Tuesday, Jan. 20, 2009 Posted: 3:50:00PM HKT
|The three panel speakers at GCF's Euthanasia Forum held yesterday: Dr Alastair Campbell, Dr Alex Tang, and Rev Dr Tan Soo Inn. (Photo: CPS)|
For the three panel experts at a Christian Euthanasia forum conducted yesterday, there was no question about whether the community of believers should oppose its legalisation - it was more an issue of definition and scope.
One of them felt that in the midst of extensive debate euthanasia had lost its original meaning of a 'good death'.
Coming against conventional understandings of euthanasia as refusing treatment, an opportunity to get rid of old folks, the Advanced Medical Directive, or doctors as killers – he added that doctors have a license only to save – Dr Alex Tang, the Director of the Spiritual Formation Institute, Malaysia, and a paediatrician at the Johor Specialist Hospital, redefined it in the light of what Scripture approves.
Citing the figure of Jacob as the example of someone who had died a good death, Tang pointed out three characteristics.
“Jacob accepted his death at the appointed time,” he said, framing physical death as one of the realities of life on earth.
Secondly, the patriarch was able to place his life in the context of the ongoing history of God’s salvation. Finally, he perceived earthly death as the point of entry into another life to fulfill God’s purpose.
Emphasising that Christians should not cling on to life, Tang used the model of Jesus Christ, who gave up His life as a redemptive act, and who also died as an act of surrender.
“Euthanasia for Christians is to live well and to die well at the appointed time,” he said.
The forum, entitled Euthanasia: A Christian Perspective, was organised by the Graduates’ Christian Fellowship (GCF), an inter-denominational ministry consisting of professional groups including doctors, lawyers, teachers, engineers, scientists, counselors, and marketplace professionals to help Christians see and reach their workplaces as mission fields, and also provide a biblical voice via such forums.
For yesterday’s talk, which received a room packed with attendants from various Christian circles, GCF also invited Prof Alastair Campbell, Director of Centre for Biomedical Ethics at National University Singapore, and Rev Dr Tan Soo Inn, Chairman and Training Consultant of Graceworks, and chaplain of the Christian Medical and Dental Fellowship (CMDF), a sectional group of the fellowship.
Rev Tan, who was formerly the senior pastor of a large church in Kuala Lumpur, Malaysia, broadened the debate by bringing in the importance of hospice and palliative care for terminal patients. In addressing his topic, he revisited the painful personal experience of caring for a loved one – his wife – who suffered from cancer in the early 1990s and went to be with the Lord some time later.
Tan expressed his concern that Christians could tend to emphasise theological position to the extent that they neglect the day-to-day practical life issues of the care of a suffering, terminal patient who is beyond healing and recovery.
Recalling his own struggles during his wife’s ailment – his wife felt she failed her children, while he felt his world had fallen apart and his son was also burdened with worry – he spoke of the need for Christians to support the hospice movement, whose fourfold purpose is the relief of patients from pain, psychological and spiritual care for patients so they can come to terms with and prepare for death, programmes to help patients live as actively and creatively as possible, promoting autonomy and self-esteem, and helping families cope during the patient’s illness and in bereavement.

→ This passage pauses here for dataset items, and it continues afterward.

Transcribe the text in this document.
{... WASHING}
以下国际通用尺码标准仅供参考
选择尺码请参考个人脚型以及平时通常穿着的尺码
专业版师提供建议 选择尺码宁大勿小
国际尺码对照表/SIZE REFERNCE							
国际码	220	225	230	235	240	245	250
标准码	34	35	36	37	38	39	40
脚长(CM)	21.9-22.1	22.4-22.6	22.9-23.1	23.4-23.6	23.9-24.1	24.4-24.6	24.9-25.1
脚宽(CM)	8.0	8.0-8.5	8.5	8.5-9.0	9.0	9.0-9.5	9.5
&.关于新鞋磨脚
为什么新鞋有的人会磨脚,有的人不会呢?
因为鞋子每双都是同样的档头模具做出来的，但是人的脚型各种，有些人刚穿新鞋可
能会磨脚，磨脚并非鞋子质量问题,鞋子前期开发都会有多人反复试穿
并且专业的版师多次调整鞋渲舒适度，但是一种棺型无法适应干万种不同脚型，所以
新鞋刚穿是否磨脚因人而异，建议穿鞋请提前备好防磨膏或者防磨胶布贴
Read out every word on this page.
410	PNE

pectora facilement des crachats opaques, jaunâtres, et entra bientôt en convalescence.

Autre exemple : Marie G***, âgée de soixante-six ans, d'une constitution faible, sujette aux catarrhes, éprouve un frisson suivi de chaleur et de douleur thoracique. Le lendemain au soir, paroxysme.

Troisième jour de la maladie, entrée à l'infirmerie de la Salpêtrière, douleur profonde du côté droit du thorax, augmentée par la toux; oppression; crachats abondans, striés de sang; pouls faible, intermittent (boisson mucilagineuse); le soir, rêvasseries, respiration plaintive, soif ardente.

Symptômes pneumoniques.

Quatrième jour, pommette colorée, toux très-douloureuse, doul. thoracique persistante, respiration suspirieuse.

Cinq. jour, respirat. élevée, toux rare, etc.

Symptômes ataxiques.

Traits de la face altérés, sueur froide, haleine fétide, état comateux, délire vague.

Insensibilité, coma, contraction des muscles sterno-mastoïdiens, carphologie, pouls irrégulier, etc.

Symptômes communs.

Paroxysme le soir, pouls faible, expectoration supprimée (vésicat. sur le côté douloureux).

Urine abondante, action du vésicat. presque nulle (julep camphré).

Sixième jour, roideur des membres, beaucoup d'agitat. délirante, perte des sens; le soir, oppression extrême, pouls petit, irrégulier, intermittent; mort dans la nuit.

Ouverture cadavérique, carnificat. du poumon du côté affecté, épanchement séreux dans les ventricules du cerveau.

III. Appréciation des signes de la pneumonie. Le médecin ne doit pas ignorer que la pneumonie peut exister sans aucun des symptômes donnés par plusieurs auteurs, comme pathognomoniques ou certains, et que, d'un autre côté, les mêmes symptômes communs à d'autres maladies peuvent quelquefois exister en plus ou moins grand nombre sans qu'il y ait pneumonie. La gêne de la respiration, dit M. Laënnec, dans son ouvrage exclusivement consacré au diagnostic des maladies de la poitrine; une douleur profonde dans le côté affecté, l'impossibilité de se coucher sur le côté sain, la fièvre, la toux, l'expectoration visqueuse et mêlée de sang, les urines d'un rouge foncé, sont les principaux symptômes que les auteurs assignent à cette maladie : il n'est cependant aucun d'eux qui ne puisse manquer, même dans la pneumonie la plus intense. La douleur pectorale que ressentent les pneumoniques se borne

On the legalisation of euthanasia, Tang showed using a case study in the U.S. State of Oregon where the bill was passed more than a decade ago allowing for Patient Assisted Suicide that it did not lead to Oregon becoming a ‘suicide capital’ as earlier predicted; out of its large population, only 541 persons opted for it, and out of that, only 341 actually took the lethal medication.
More surprisingly, of those who opted for PAS, only 39 percent articulated fears of being a burden to their families and communities, and less than three percent took the option for ‘financial’ reasons.
“Oregon didn’t become a suicide capital,” said Tang. “No other states followed.”
The issue became a moot one, according to him, and doctors focused more on developing palliative care as an alternative, better pain control, and better diagnosis and treatment of depression, and better medications with minimal side effects.